Archives for the Dark Web: A Field Guide for Study by Robert A. Gehl.

Abstract:

This chapter provides a field guide for other digital humanists who want to study the Dark Web. In order to focus the chapter, I emphasize my belief that, in order to study the cultures of Dark Web sites and users, the digital humanist must engage with these systems’ technical infrastructures. I will provide specific reasons why I believe that understanding the technical details of Freenet, Tor, and I2P will benefit any researchers who study these systems, even if they focus on end users, aesthetics, or Dark Web cultures. To this end, I offer a catalog of archives and resources researchers could draw on and a discussion of why researchers should build their own archives. I conclude with some remarks about ethics of Dark Web research.

Highly recommended read but it falls short on practical archiving advice for starting researchers and journalists.

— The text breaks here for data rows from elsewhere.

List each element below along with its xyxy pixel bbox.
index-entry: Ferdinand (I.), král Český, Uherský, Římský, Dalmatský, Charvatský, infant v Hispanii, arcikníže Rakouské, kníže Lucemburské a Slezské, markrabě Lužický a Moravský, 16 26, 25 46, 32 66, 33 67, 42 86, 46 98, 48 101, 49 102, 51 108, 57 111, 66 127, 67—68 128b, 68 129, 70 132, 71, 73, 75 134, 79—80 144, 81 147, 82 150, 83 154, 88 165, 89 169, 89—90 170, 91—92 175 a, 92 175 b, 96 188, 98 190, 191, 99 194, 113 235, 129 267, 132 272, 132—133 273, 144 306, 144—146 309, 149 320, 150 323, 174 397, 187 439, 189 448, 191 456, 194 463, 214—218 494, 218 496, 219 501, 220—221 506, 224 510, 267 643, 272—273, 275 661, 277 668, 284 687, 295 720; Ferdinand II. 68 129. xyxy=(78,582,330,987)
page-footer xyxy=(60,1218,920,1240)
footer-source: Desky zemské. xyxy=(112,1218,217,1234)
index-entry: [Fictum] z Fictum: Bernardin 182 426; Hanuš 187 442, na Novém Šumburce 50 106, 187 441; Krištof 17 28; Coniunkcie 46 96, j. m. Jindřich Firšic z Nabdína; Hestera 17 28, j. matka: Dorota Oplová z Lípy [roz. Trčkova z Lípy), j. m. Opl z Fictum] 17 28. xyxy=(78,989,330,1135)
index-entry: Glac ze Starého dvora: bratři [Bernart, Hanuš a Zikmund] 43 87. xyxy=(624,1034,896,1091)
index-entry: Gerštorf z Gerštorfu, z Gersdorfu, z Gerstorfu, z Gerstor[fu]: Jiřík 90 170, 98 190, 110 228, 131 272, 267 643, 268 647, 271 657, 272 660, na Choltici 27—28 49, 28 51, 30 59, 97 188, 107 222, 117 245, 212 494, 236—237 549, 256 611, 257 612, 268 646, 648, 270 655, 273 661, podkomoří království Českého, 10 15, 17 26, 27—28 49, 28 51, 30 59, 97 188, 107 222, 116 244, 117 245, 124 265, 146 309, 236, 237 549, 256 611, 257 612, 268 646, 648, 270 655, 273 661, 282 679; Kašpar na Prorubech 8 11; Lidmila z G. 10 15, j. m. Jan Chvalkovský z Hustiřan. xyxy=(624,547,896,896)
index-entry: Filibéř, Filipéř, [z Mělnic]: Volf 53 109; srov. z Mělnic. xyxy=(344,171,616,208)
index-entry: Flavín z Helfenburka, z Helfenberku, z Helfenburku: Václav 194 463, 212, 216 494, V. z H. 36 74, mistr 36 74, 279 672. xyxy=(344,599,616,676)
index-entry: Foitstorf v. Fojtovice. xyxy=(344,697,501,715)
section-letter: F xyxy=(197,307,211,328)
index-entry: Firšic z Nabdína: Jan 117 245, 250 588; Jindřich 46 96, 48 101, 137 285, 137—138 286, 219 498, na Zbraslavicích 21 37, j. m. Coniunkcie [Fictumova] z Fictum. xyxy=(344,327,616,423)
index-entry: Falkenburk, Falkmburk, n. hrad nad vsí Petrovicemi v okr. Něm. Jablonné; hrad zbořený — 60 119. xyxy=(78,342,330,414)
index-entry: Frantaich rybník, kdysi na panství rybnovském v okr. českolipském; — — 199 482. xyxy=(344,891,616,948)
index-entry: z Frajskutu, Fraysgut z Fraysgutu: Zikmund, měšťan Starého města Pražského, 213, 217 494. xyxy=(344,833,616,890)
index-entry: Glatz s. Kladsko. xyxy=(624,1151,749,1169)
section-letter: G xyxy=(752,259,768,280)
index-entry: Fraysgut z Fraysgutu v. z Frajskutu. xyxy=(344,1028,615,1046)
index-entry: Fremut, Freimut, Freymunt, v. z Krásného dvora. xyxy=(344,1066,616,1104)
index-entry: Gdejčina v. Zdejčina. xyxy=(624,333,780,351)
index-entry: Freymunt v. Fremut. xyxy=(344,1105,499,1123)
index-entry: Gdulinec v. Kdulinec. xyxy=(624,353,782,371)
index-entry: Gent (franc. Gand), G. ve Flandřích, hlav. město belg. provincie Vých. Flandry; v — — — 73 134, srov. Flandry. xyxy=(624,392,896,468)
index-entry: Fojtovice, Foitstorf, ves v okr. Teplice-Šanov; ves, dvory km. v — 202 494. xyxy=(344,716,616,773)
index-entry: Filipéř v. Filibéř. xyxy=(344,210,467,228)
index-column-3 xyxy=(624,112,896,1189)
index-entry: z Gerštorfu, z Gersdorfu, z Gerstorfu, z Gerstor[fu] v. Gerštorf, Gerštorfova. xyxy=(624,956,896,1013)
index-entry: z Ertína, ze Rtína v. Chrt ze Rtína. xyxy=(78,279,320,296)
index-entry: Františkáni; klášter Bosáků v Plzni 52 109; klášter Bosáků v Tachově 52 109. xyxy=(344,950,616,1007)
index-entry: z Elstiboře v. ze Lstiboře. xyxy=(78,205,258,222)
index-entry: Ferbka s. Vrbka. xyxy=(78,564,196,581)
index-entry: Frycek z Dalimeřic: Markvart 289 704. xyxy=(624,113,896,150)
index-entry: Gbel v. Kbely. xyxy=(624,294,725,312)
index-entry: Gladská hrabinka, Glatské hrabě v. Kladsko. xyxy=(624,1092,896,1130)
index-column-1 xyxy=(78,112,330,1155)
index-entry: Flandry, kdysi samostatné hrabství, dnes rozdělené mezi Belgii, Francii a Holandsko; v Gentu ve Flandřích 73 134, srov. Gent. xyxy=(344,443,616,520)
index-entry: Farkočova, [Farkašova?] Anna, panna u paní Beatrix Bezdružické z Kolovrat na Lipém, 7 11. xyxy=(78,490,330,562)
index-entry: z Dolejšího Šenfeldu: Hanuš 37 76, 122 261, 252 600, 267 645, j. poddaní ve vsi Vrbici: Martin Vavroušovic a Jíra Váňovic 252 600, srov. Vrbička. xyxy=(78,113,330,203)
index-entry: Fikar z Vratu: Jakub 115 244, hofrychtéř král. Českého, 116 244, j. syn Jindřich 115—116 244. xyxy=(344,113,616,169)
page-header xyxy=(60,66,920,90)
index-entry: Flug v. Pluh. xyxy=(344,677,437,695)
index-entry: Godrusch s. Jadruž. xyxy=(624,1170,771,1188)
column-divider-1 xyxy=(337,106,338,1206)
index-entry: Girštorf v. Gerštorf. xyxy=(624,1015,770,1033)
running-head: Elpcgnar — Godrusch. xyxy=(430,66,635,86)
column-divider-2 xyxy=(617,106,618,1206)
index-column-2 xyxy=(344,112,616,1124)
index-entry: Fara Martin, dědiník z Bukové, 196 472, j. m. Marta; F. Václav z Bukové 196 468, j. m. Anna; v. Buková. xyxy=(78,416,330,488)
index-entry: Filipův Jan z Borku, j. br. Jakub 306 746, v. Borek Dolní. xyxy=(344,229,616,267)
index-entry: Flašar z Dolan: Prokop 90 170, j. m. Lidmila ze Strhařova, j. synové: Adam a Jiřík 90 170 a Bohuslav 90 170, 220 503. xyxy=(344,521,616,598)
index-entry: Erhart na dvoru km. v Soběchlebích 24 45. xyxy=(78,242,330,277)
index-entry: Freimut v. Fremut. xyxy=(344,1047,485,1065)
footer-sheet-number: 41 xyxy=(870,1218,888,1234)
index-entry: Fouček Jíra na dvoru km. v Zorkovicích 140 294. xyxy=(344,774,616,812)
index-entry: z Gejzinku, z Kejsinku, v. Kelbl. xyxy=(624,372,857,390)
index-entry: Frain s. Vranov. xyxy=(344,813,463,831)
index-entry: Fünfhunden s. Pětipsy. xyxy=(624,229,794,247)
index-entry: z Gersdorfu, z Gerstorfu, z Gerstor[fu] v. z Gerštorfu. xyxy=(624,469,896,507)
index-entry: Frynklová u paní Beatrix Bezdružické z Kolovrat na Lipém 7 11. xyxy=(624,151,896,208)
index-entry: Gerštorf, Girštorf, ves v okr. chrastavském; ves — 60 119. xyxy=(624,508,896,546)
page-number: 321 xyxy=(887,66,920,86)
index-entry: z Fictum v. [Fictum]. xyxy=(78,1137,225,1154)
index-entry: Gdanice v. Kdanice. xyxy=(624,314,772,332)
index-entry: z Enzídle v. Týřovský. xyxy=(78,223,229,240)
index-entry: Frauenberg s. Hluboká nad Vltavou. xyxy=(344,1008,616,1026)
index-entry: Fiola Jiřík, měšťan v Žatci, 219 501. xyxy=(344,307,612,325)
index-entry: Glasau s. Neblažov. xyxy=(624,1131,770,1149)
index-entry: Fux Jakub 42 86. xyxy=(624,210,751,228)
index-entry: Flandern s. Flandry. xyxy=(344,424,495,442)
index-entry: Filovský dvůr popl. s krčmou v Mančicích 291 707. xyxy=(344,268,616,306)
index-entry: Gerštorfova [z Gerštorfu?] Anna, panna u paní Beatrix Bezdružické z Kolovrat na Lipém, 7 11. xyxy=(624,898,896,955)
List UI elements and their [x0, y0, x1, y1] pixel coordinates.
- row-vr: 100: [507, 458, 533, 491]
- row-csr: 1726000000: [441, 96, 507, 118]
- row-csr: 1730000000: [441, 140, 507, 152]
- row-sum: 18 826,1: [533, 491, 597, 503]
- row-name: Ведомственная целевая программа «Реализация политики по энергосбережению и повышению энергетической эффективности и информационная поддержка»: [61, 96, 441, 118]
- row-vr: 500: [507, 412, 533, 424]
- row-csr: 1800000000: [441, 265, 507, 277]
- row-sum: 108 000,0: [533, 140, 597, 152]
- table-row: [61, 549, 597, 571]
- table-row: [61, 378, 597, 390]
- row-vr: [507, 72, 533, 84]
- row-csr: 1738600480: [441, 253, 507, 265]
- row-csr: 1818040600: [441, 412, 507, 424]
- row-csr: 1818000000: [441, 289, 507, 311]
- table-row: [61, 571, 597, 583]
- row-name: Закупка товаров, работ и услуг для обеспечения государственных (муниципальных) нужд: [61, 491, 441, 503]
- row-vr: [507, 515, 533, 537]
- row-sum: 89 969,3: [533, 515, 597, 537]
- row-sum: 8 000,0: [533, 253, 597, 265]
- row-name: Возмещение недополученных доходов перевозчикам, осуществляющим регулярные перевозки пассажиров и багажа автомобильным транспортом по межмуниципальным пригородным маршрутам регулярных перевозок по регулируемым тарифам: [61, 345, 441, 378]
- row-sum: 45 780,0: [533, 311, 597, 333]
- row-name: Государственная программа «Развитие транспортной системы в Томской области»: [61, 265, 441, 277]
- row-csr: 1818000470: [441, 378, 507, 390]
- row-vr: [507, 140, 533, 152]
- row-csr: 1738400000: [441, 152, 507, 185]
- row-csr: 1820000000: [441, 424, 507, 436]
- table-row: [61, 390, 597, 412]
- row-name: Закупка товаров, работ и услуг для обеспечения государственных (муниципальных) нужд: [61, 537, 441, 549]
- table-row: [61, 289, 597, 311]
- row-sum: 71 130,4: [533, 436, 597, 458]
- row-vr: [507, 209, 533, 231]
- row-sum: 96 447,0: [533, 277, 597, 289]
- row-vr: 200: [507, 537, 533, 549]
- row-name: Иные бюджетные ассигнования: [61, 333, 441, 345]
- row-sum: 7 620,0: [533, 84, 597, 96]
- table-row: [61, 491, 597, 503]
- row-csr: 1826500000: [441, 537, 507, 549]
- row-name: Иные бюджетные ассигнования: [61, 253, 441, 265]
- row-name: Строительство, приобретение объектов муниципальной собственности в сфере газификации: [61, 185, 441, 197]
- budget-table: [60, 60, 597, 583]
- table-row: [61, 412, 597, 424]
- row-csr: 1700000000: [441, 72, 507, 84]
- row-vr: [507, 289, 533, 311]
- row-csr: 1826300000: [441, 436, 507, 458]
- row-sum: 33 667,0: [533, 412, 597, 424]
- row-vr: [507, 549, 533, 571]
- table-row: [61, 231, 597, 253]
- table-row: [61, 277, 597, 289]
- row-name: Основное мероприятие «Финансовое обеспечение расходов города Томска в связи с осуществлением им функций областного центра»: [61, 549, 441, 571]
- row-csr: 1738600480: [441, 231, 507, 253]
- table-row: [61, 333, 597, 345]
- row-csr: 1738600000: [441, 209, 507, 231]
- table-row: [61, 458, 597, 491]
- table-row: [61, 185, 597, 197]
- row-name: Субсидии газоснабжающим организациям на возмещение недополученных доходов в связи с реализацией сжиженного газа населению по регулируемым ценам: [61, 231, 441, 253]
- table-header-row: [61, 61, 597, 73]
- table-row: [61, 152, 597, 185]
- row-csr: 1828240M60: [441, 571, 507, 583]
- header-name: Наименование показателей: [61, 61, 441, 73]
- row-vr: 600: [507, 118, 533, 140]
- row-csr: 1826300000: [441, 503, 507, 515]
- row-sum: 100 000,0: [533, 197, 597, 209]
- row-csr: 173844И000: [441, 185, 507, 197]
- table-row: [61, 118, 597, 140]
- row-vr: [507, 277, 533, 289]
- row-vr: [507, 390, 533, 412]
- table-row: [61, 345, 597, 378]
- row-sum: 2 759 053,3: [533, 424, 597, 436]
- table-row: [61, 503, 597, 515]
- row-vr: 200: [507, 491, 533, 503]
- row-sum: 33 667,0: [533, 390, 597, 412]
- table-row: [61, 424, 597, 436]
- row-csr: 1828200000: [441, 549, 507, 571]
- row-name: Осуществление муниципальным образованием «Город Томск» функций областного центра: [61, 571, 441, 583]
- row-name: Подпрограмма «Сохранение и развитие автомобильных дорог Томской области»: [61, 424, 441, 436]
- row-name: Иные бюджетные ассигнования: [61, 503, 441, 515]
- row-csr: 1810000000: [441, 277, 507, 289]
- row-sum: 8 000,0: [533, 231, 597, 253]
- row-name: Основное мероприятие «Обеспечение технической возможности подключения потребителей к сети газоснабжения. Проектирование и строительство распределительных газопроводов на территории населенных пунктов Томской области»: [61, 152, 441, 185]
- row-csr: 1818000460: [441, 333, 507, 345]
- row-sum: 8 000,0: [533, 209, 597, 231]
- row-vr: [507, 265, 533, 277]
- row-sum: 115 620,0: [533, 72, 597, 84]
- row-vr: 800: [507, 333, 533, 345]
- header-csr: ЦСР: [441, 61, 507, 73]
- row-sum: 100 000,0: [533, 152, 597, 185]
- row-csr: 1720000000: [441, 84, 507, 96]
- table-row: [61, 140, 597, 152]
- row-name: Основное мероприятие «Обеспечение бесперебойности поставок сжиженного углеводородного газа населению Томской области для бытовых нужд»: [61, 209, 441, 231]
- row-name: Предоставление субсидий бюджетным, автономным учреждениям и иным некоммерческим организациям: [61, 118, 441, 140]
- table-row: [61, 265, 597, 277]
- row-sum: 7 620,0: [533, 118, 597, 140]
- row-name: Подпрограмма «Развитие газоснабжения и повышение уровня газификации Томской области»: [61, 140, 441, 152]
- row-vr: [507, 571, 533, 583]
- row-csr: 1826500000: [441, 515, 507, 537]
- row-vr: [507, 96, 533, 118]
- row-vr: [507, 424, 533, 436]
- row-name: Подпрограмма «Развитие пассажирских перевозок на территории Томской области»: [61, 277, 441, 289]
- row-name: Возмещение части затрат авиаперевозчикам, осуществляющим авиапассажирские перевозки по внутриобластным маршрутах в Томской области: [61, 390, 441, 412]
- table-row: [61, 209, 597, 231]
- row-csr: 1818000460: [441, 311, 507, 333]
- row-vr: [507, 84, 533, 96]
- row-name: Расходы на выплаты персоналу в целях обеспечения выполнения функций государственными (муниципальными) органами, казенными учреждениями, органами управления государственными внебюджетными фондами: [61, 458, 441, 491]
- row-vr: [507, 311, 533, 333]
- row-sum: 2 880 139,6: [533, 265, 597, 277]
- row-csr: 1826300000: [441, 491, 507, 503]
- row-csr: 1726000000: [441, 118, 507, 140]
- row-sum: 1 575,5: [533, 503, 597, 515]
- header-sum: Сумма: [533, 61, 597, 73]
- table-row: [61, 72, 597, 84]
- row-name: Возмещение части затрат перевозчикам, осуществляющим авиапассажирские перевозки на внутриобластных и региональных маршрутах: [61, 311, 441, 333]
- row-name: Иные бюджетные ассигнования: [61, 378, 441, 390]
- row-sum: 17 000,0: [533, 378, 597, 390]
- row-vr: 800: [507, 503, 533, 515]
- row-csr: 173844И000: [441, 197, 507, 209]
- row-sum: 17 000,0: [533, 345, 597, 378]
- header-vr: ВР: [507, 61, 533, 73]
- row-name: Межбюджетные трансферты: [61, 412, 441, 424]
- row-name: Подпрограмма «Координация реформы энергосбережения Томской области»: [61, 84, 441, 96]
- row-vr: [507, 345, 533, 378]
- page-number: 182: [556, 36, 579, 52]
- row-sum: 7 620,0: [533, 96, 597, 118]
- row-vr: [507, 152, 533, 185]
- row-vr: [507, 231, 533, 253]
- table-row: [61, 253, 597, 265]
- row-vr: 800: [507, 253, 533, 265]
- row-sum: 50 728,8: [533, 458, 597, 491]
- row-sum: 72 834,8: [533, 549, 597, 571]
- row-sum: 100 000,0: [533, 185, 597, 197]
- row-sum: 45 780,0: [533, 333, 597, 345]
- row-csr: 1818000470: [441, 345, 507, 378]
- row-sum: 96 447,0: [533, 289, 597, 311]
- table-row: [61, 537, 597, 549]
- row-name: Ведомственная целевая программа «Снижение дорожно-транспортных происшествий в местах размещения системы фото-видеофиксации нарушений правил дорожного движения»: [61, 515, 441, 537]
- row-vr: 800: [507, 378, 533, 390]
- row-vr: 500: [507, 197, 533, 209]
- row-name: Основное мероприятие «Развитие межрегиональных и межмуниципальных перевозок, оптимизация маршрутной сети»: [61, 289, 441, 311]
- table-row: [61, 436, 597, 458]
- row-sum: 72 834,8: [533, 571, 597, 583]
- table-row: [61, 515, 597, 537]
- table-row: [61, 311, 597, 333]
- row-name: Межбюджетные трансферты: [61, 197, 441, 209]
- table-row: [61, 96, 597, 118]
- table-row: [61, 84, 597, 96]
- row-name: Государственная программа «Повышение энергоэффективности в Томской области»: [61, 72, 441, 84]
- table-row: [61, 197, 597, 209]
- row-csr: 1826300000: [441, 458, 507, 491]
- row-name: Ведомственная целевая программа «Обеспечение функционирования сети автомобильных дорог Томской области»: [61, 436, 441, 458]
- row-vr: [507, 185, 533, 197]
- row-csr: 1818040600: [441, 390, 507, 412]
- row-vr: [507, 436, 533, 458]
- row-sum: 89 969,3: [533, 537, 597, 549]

Digital resources, Dark Web or no, can be emphemeral. Archiving produces the only reliable and persistent record of resources as you encountered them.

I am untroubled by Gehl’s concern for research ethics. Research ethics can disarm and distract scholars in the face of amoral enemies. Governments and their contractors, to name only two such enemies, exhibit no ethical code other than self-advantage.

Those who harm innocents, rely on my non-contractual ethics at their own peril.